Slightly under the mark, US December job growth printed 145k against consensus of 160k, while average hourly earnings registered a meagre improvement of 0.1% and unemployment fell unchanged from November at 3.5%. The overall effect saw equity markets dented by Friday close with major US benchmark S&P 500 down over 200pts alongside a broader sell-off in equities, and Gold back up to US$1,560.

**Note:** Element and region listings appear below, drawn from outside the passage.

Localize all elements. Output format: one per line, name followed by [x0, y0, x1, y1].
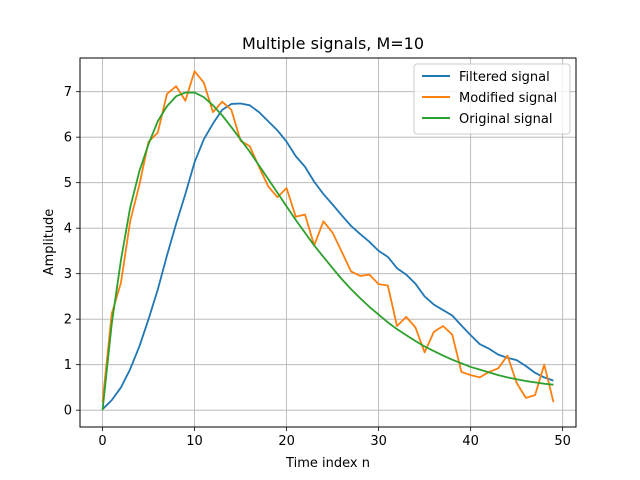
- chart-title: Multiple signals, M=10: [242, 34, 424, 53]
- x-tick-label: 0: [98, 434, 106, 449]
- y-tick-label: 0: [64, 404, 72, 419]
- x-tick-label: 50: [554, 434, 571, 449]
- x-tick-label: 20: [278, 434, 295, 449]
- series-line-3: [101, 91, 554, 411]
- x-tick-label: 10: [186, 434, 203, 449]
- legend-label: Original signal: [459, 112, 552, 127]
- series-line-1: [101, 102, 554, 410]
- y-tick-label: 2: [64, 313, 72, 328]
- y-tick-label: 6: [64, 131, 72, 146]
- series-line-2: [101, 70, 555, 403]
- y-tick-label: 7: [64, 85, 72, 100]
- legend-label: Filtered signal: [459, 70, 550, 85]
- y-tick-label: 4: [64, 222, 72, 237]
- series-layer: [101, 70, 555, 411]
- y-tick-label: 3: [64, 267, 72, 282]
- ticks: 0 10 20 30 40 50 0 1 2 3 4 5 6 7: [64, 85, 571, 449]
- plot-frame: [79, 57, 577, 428]
- x-tick-label: 40: [462, 434, 479, 449]
- y-tick-label: 5: [64, 176, 72, 191]
- legend-label: Modified signal: [459, 91, 557, 106]
- x-tick-label: 30: [370, 434, 387, 449]
- legend-box: [413, 63, 571, 135]
- x-axis-label: Time index n: [285, 456, 370, 471]
- y-axis-label: Amplitude: [42, 209, 57, 276]
- y-tick-label: 1: [64, 358, 72, 373]
- legend: Filtered signal Modified signal Original s…: [413, 63, 571, 135]
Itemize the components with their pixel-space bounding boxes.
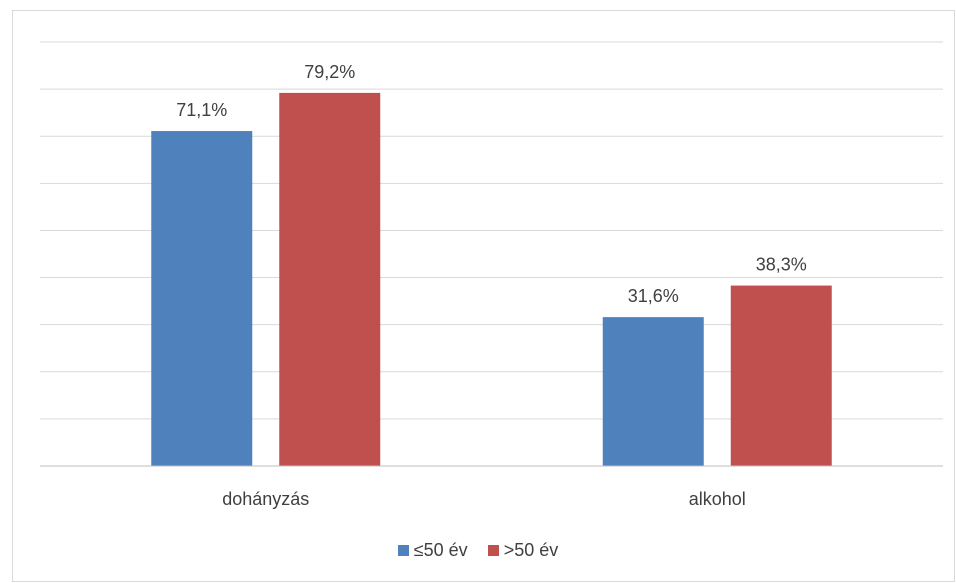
legend-item-series-2: >50 év — [487, 540, 559, 561]
bars — [151, 92, 832, 467]
legend-label-series-1: ≤50 év — [413, 540, 468, 560]
x-tick-labels: dohányzás alkohol — [222, 489, 746, 509]
legend: ≤50 év >50 év — [0, 540, 956, 561]
legend-swatch-series-2 — [487, 545, 499, 556]
bar-2-1 — [279, 92, 381, 466]
data-labels: 71,1% 79,2% 31,6% 38,3% — [176, 62, 807, 306]
data-label-2-1: 79,2% — [304, 62, 355, 82]
x-tick-label-1: dohányzás — [222, 489, 309, 509]
legend-item-series-1: ≤50 év — [397, 540, 468, 561]
bar-1-2 — [602, 317, 704, 466]
legend-label-series-2: >50 év — [503, 540, 559, 560]
legend-swatch-series-1 — [397, 545, 409, 556]
x-tick-label-2: alkohol — [689, 489, 746, 509]
bar-2-2 — [730, 285, 832, 466]
bar-1-1 — [151, 131, 253, 467]
data-label-1-2: 31,6% — [628, 286, 679, 306]
data-label-2-2: 38,3% — [756, 255, 807, 275]
data-label-1-1: 71,1% — [176, 100, 227, 120]
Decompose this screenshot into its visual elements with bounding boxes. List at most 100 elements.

However, despite the disappointing result, we think it does little to derail the story of US exceptionalism or stem flows associated with long USD trades over the course of 2020. With US reporting season starting on Jan 14 and US retail sales due out on Thursday, we see upside risks to the week on a string of better corporate results and improved earnings growth. 
 

US-China trade

Market expectations have clearly priced in a smooth and orderly signing of Phase One come January 15 on Wednesday, with reports suggesting Vice Premier Liu is already on his way to Washington. There appears to be little room for deviation from the expected result as phase one represents a small hurdle in the overall scheme of things, but stranger things have happened. Instead, we think the mammoth task ahead for both parties - and significant tail risk for global sentiment - will again be working through a Phase Two agreement - something Trump has indicated might not complete until after elections.
 

Geopolitical risk premiums

I'm surprised how quickly US-Iran premiums have been priced out of risk assets, as evidenced by last week's equities brush of all-time highs and anti-risk USDJPY's return to above 109 levels. This is not to say that Middle East tensions have dissipated or will become irrelevant for the rest of 2020, but rather, traders are likely to remain only highly responsive to sufficient developments that indicate severe military escalation by either side. For portfolios, we favour instituting short-term longs across major JPY crosses as Japanese Yen continues to edge lower from the retreat of risk-off bias.